Though Southwest Airlines (NYSE: LUV) and other airline and travel shares were hit hard today in the wake of the Paris terrorist attacks, the slump is temporary and to be expected.

In other words, don’t rush to dump LUV or any of the other travel companies affected by the deadly attacks.

Travel stocks worldwide are under pressure from the trickle-down effects of the terrorist attacks that killed at least 132 in Paris. Air France (EPA:AF), Delta Airlines (NYSE:DAL) and Carnival Corp. (NYSE:CCL) are just a few companies feeling the sting.

At times like these, travelers are worried about possible attacks in other countries, and the travel sector will feel this.

There will definitely be a negative psychological impact in the short term in tourism-related sectors. Airlines are particularly affected,” said Haitong Securities analyst Zhang Qi, according to Bloomberg.

 

Once this slump passes, Southwest Airlines could keep climbing.

Many investors watched the news over the summer about Southwest Airlines and stayed away from its stock.

First, it was about its new agreement with the flight attendants’ union. That agreement brought the stock down from a 12-month high of almost $47 to just $32.

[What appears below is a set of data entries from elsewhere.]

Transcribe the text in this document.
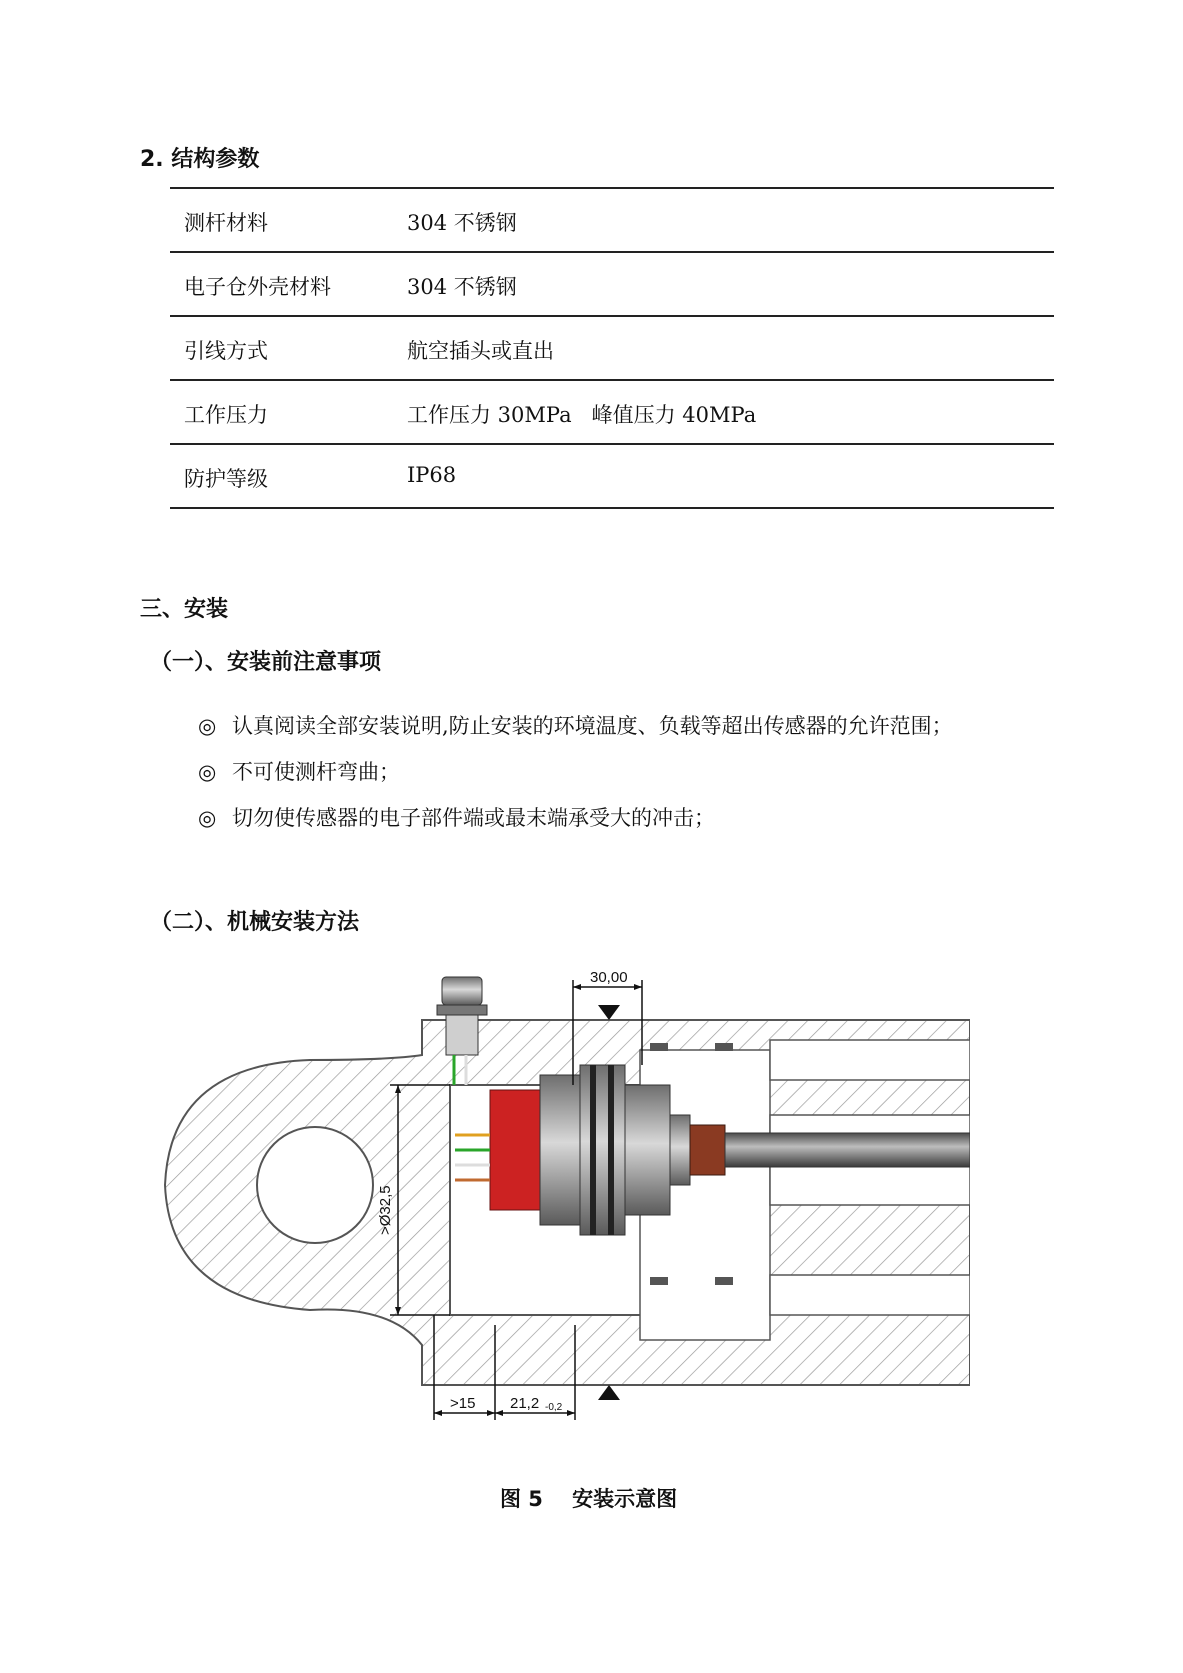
2. 结构参数
测杆材料	304 不锈钢
电子仓外壳材料	304 不锈钢
引线方式	航空插头或直出
工作压力	工作压力 30MPa   峰值压力 40MPa
防护等级	IP68
三、安装
（一）、安装前注意事项
◎ 认真阅读全部安装说明,防止安装的环境温度、负载等超出传感器的允许范围；
◎ 不可使测杆弯曲；
◎ 切勿使传感器的电子部件端或最末端承受大的冲击；
（二）、机械安装方法
30,00
>Ø32,5
>15 21,2 -0,2
图 5    安装示意图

Then, some worried it would have a similar fight with its pilots.

Now—temporary, terror-induced dive aside—things are looking up.

Thanks to careful planning, lower fuel prices, and that little AirTran merger, the stock is looking like one to pick up now.

Since the labor agreement kerfuffle, the stock has been flying high.

In fact, those kinds of agreements, help with certainty.

Now, with a solid base, the airline was able to budget well going forward, which makes a difference for this airline, as staffing is its greatest expense.

The other great expense? Fuel.

This year, though, fuel is so cheap some are expecting to see a 16 percent drop in the cost of airline tickets. That means more people will fly, and that means more full 737s for Southwest.

And, in case you forget, it costs almost as much to fly an empty seat as it does one with a paying passenger, so revenues are likely to go up in the fourth quarter, as well.

Two other factors are also set to improve the company’s fortunes.

Southwest won big when it fought the Wright Amendment. That amendment, a federal law, was designed to protect the airport in Dallas that Southwest didn’t fly to. It also forced Southwest to make extra stops in several low-volume cities.

Now that amendment is dead, and for the last year, Southwest has been able to reap huge cost benefits from the expiration.

It’s no longer constrained at Love Field, and it’s not forced to stop in low-margin cities. It’s also adding flights to major destinations—three times as many—from Dallas.

The other major factor is its AirTran Airways merger. Though it took a long time, and many dumped the stock waiting for Southwest to fully integrate the AirTran planes and personnel, its economies of scale are now showing from that merger.

Also, the merger allowed Southwest to enter smaller markets it hadn’t been serving, with a fleet of planes that was specifically designed for that.

The world will grow stronger following the Paris tragedy. Global citizens won’t take kindly to limited travel access for long. Change is coming.

The travel sector will recover, and with it Southwest Airlines—and likely in a big way.

Indeed, in 2016, it seems the only thing missing from a stock certificate marked LUV is a bag of peanuts.